Suspected tribal militants in Pakistan's Balochistan province have blown up four electricity transmission towers, cutting power to a wide area.
The military has been fighting militants for months
A technician sent to repair the damage was then killed in an attack.
It came only hours after the provincial assembly voted to form a bipartisan panel to try to make peace between the authorities and warring tribal leaders.
Gas-rich Balochistan has seen months of violence as tribal groups push for greater political and economic rights.
The BBC's Zaffar Abbas in Islamabad says there seems to be no let-up in the violence in Balochistan.
Suspected tribal militants have been fighting the security forces there for nearly two years.
In the latest attack in Bolan, about 50km (30 miles) from the provincial capital Quetta, militants fired rockets to bring down four transmission towers supplying electricity to Kalat, Zhob and adjoining districts.
A team of technicians sent from Quetta to assess the damage was also attacked by militants, officials said.

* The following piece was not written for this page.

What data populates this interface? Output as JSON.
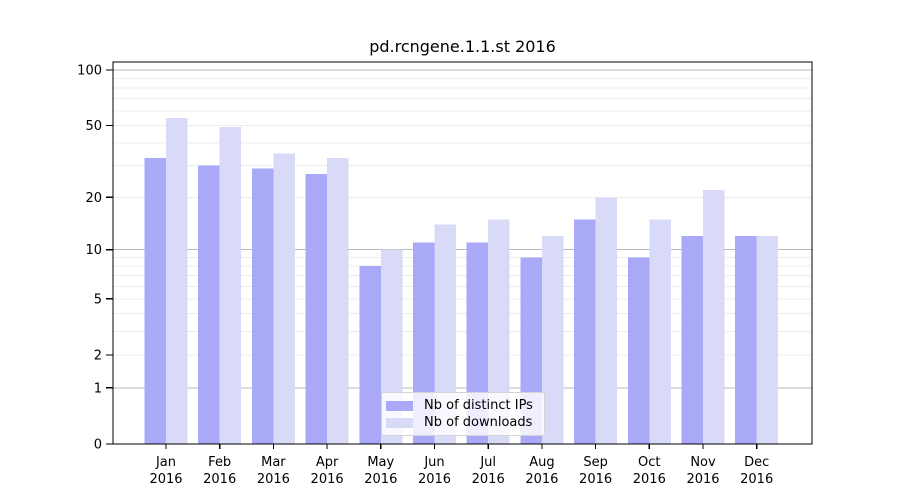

One of the technicians was killed by a landmine and another seriously wounded.
Repair work was suspended as hundreds of workers belonging to the state-run water and power authority Wapda took to the streets in Quetta, demanding better security and protection.
About 80% of the province was left without power after the attack, officials said.
Suspected militants loyal to two powerful tribal leaders have previously been involved in attacking gas supply lines and blowing up railway tracks in the troubled province.
Earlier this week, Pakistan's President Pervez Musharraf again accused tribal leaders of putting up armed resistance to his plans to build a sea port and road network to turn Balochistan into a major trading zone.
But the Baloch tribal leaders say their struggle is for greater provincial autonomy and an increased share of mineral resources from the gas and oil rich province.
Thursday's move by opposition members in the Balochistan assembly to set up a bipartisan panel to broker a peace deal was surprising, our correspondent says.
Such attempts at ending the deadlock have previously failed because opposition parties had boycotted the officially appointed committees.
The latest move suggests that some Baloch opposition parties are now insisting on a negotiated settlement of the crisis, our correspondent says.